Decepción, dolor y rabia, son sentimientos que normalmente aparecen en estos casos. Para superar el mal momento, debes aceptarlos y superarlos. Piensa en ellos, analiza cómo te sientes con ellos. Si tienes ganas de llorar hazlo, puede ser algo muy liberador.

Es normal sentir rabia, ganas de gritar y de tirar todo. Desahógate, no te la tragues ni la niegues: si te la guardas, acumularás muchísimas emociones y estallarás en cualquier momento y por cualquier situación.

Manéjala de manera positiva, exprésala sin dañar a nadie, de ninguna manera. Cuando no se sabe canalizar la rabia, el conflicto se centra en la otra persona, surgen sentimientos muy negativos como la venganza o el deseo de dañar su imagen.

La rabia no debe convertirte en una persona despechada. Cuando discutas, no dejes que los ánimos suban de tono, si notas que están perdiendo el control, es mejor hacer una pausa y retomar las cosas en otro momento, con mayor calma.

Dolor

Cuando confías en alguien y te traiciona, duele.

No ignores lo que sientes, exprésalo, entiende las causas, no busques culpables. Si no haces esto, la cicatriz estará siempre abierta y te transformarás en una persona desconfiada, no querrás volver a sentir lo mismo, tratarás de protegerte con una coraza de insensibilidad hacia los demás y te será muy difícil comenzar otra relación.

Decepción

Este sentimiento nos lleva a enfocarnos en lo malo que pasó, en lo que perdimos. Sentimos más la soledad, la desesperanza nos invade, mirando solo al pasado, nos olvidamos de vivir el presente y por supuesto, no esperamos un buen futuro. Todo nos parece sombrío.
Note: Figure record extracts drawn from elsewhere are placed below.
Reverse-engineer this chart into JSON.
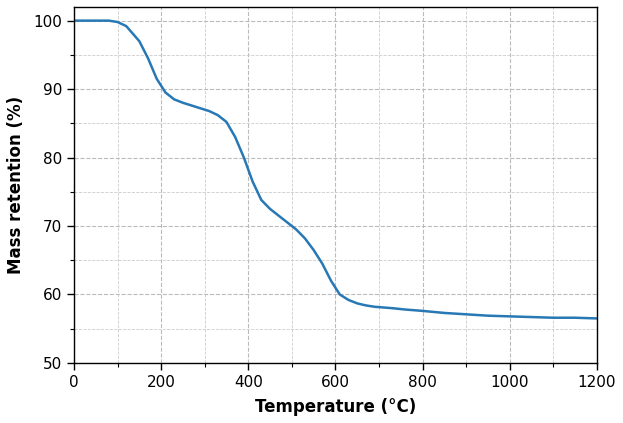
{
  "title": "",
  "xlabel": "Temperature (°C)",
  "ylabel": "Mass retention (%)",
  "line_color": "#2878b5",
  "line_width": 1.8,
  "xlim": [
    0,
    1200
  ],
  "ylim": [
    50,
    102
  ],
  "xticks": [
    0,
    200,
    400,
    600,
    800,
    1000,
    1200
  ],
  "yticks": [
    50,
    60,
    70,
    80,
    90,
    100
  ],
  "grid_major_color": "#bbbbbb",
  "grid_minor_color": "#cccccc",
  "grid_style": "--",
  "background_color": "#ffffff",
  "x": [
    0,
    50,
    80,
    100,
    120,
    150,
    170,
    190,
    210,
    230,
    250,
    270,
    290,
    310,
    330,
    350,
    370,
    390,
    410,
    430,
    450,
    470,
    490,
    510,
    530,
    550,
    570,
    590,
    610,
    630,
    650,
    670,
    690,
    710,
    730,
    760,
    800,
    850,
    900,
    950,
    1000,
    1050,
    1100,
    1150,
    1200
  ],
  "y": [
    100.0,
    100.0,
    100.0,
    99.8,
    99.2,
    97.0,
    94.5,
    91.5,
    89.5,
    88.5,
    88.0,
    87.6,
    87.2,
    86.8,
    86.2,
    85.2,
    83.0,
    80.0,
    76.5,
    73.8,
    72.5,
    71.5,
    70.5,
    69.5,
    68.2,
    66.5,
    64.5,
    62.0,
    60.0,
    59.2,
    58.7,
    58.4,
    58.2,
    58.1,
    58.0,
    57.8,
    57.6,
    57.3,
    57.1,
    56.9,
    56.8,
    56.7,
    56.6,
    56.6,
    56.5
  ]
}
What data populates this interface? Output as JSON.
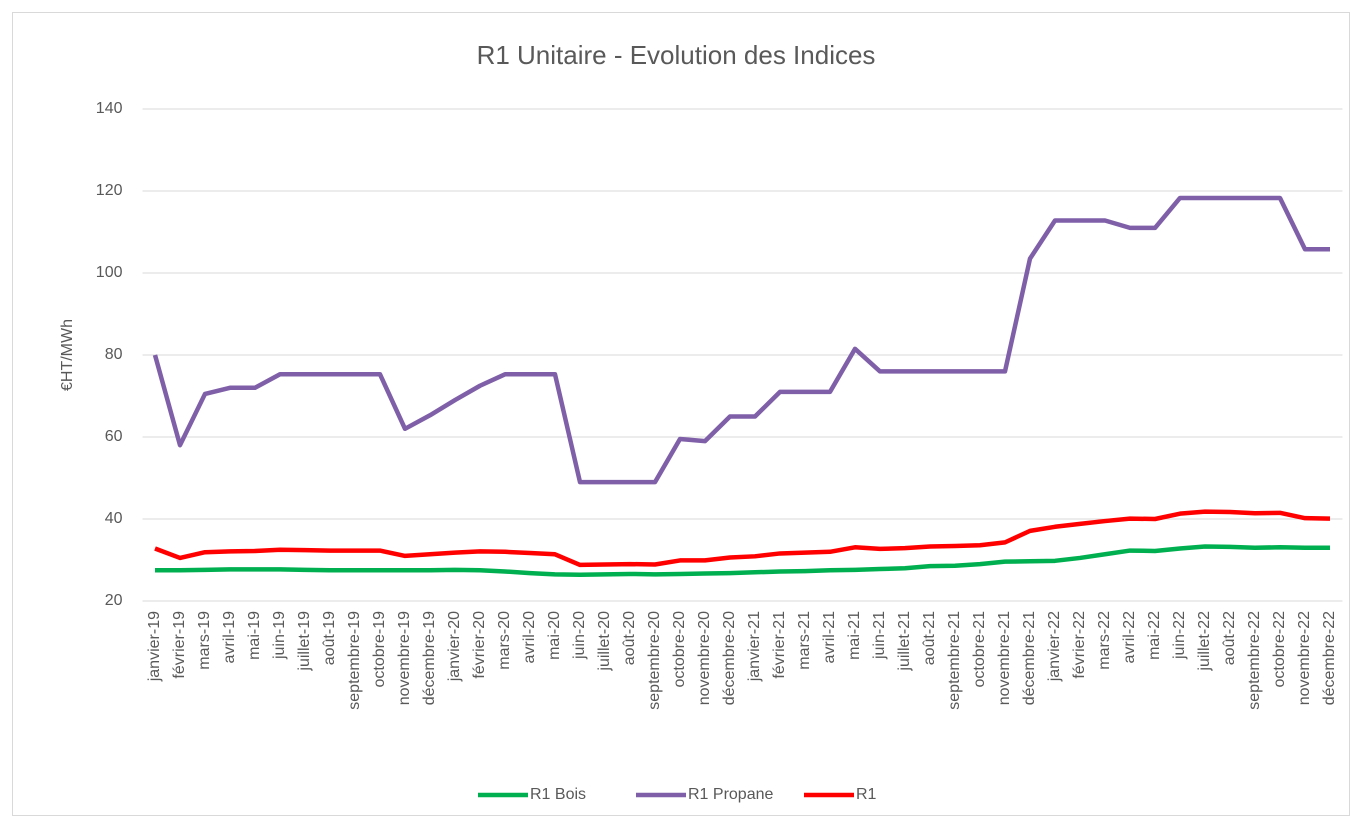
{
  "chart_data": {
    "type": "line",
    "title": "R1 Unitaire - Evolution des Indices",
    "ylabel": "€HT/MWh",
    "categories": [
      "janvier-19",
      "février-19",
      "mars-19",
      "avril-19",
      "mai-19",
      "juin-19",
      "juillet-19",
      "août-19",
      "septembre-19",
      "octobre-19",
      "novembre-19",
      "décembre-19",
      "janvier-20",
      "février-20",
      "mars-20",
      "avril-20",
      "mai-20",
      "juin-20",
      "juillet-20",
      "août-20",
      "septembre-20",
      "octobre-20",
      "novembre-20",
      "décembre-20",
      "janvier-21",
      "février-21",
      "mars-21",
      "avril-21",
      "mai-21",
      "juin-21",
      "juillet-21",
      "août-21",
      "septembre-21",
      "octobre-21",
      "novembre-21",
      "décembre-21",
      "janvier-22",
      "février-22",
      "mars-22",
      "avril-22",
      "mai-22",
      "juin-22",
      "juillet-22",
      "août-22",
      "septembre-22",
      "octobre-22",
      "novembre-22",
      "décembre-22"
    ],
    "series": [
      {
        "name": "R1 Bois",
        "color": "#00b050",
        "values": [
          27.5,
          27.5,
          27.6,
          27.7,
          27.7,
          27.7,
          27.6,
          27.5,
          27.5,
          27.5,
          27.5,
          27.5,
          27.6,
          27.5,
          27.2,
          26.8,
          26.5,
          26.4,
          26.5,
          26.6,
          26.5,
          26.6,
          26.7,
          26.8,
          27,
          27.2,
          27.3,
          27.5,
          27.6,
          27.8,
          28,
          28.5,
          28.6,
          29,
          29.6,
          29.7,
          29.8,
          30.5,
          31.4,
          32.3,
          32.2,
          32.8,
          33.3,
          33.2,
          33,
          33.1,
          33,
          33
        ]
      },
      {
        "name": "R1 Propane",
        "color": "#7f5fa8",
        "values": [
          80,
          58,
          70.5,
          72,
          72,
          75.3,
          75.3,
          75.3,
          75.3,
          75.3,
          62,
          65.3,
          69,
          72.5,
          75.3,
          75.3,
          75.3,
          49,
          49,
          49,
          49,
          59.5,
          59,
          65,
          65,
          71,
          71,
          71,
          81.5,
          76,
          76,
          76,
          76,
          76,
          76,
          103.5,
          112.8,
          112.8,
          112.8,
          111,
          111,
          118.3,
          118.3,
          118.3,
          118.3,
          118.3,
          105.8,
          105.8
        ]
      },
      {
        "name": "R1",
        "color": "#ff0000",
        "values": [
          32.8,
          30.5,
          31.9,
          32.1,
          32.2,
          32.5,
          32.4,
          32.3,
          32.3,
          32.3,
          31,
          31.4,
          31.8,
          32.1,
          32,
          31.7,
          31.4,
          28.8,
          28.9,
          29,
          28.9,
          29.9,
          29.9,
          30.6,
          30.9,
          31.6,
          31.8,
          32,
          33.1,
          32.7,
          32.9,
          33.3,
          33.4,
          33.6,
          34.3,
          37.1,
          38.1,
          38.8,
          39.5,
          40.1,
          40,
          41.3,
          41.8,
          41.7,
          41.4,
          41.5,
          40.2,
          40.1
        ]
      }
    ],
    "ylim": [
      20,
      140
    ],
    "yticks": [
      20,
      40,
      60,
      80,
      100,
      120,
      140
    ],
    "grid": true,
    "legend": "bottom"
  }
}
En realidad, la decepción es un sentimiento que no conduce a nada bueno, porque le quitamos valor a las cosas que tenemos. Cambia tus ideas negativas por otras positivas, intenta crear un buen horizonte para ti. Enfócate en tus proyectos, aprecia a los que te quieren, acércate a tu familia y tus amigos.

“Lo que no te mata, te fortalece”, reza el dicho y es una gran verdad. Aprovecha el mal momento para extraer valiosas enseñanzas y experiencias, medita sobre tus fortalezas y debilidades.

Si la decepción continúa puede llevarte a la depresión, con todos sus aspectos negativos.

Valórate

Toma las riendas de tu vida y no permitas que los acontecimientos dicten tu presente y condicionen tu futuro. Eres única, irrepetible, con defectos como cualquier otro, pero sabes lo que te conviene.

Deja de autocompadecerte, una dificultad no puede derrumbarte.

Escribe una lista de todos los sentimientos que tengas, no te limites.

Haz una lista de los motivos que tienes para seguir con tu vida: tu familia, tus hijos, tu trabajo, tus metas, tu fe.

Asume tus cualidades, sé generosa contigo, no omitas los detalles que te hacen una buena persona.

Aprende a perdonar y a diferenciar en los demás el arrepentimiento verdadero.